Methodological aspects of using decision trees to characterise leiomyomatous tumors

Abstract

The aim of the present work is to present the potential uses of a classification technique labeled the "decision tree" for tumor characterisation when faced with a large number of features. The decision tree technique enables multifeature logical classification rules to be produced by determining discriminatory values for each feature selected. In this report, we propose a methodology that used decision trees to compare and evaluate the information contributed by different types of features for tumor characterisation. This methodology is able to produce a set of hypotheses related to a diagnosis and or prognosis problem. For example, hypotheses can be producted (on the basis of a set of descriptive features) to explain why tumor cases belong to a given histopathological group.
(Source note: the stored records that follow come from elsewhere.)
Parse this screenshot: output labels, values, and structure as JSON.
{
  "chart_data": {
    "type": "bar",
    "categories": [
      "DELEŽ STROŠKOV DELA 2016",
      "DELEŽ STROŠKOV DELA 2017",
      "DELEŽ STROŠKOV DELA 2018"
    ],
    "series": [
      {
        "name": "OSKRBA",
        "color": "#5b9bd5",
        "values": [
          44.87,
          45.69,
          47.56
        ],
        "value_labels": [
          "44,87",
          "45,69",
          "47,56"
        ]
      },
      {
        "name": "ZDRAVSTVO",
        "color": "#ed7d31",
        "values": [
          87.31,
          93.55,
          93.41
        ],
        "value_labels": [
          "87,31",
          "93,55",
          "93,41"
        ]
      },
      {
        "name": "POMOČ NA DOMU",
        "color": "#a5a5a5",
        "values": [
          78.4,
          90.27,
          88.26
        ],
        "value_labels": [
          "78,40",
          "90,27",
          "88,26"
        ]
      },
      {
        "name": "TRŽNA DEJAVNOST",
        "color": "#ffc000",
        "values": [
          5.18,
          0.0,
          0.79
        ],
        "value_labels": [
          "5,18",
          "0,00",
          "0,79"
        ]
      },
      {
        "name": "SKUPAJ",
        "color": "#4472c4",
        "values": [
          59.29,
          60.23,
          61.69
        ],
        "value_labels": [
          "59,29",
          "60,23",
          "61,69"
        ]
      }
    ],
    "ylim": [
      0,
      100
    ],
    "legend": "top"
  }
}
To illustrate our purpose, this methodology was applied to the difficult problem of leiomyomatous tumour diagnosis. The aim was to illustrate what kind of diagnostic information can be extracted from a sample data set including 23 smooth muscle tumors (14 benign leiomyomas and 9 malignant leiomyosarcomas) described by a large set of computer-assisted, microscope-generated features. Three groups of features were used relating to: (1) ploidy level determination (10 features), (2) quantitative chromatin pattern description (15 features), and (3) immunohistochemically related antigen specificities (6 features). All these features were quantified by digital cell image analysis. The results suggest that an objective distinction between leiomyomas and leiomyosarcomas can be established by means of simple logical rules depending on only a few features among which the immunohistochemically revealed antigen expression of desmin plays a preponderant part. One of the combinations of features proposed by the methodology is interesting for pathologists, because it includes two features describing the appearance of a nucleus in terms of chromatin distribution homogeneity and density, two features widely used by pathologists in tumor-grading systems.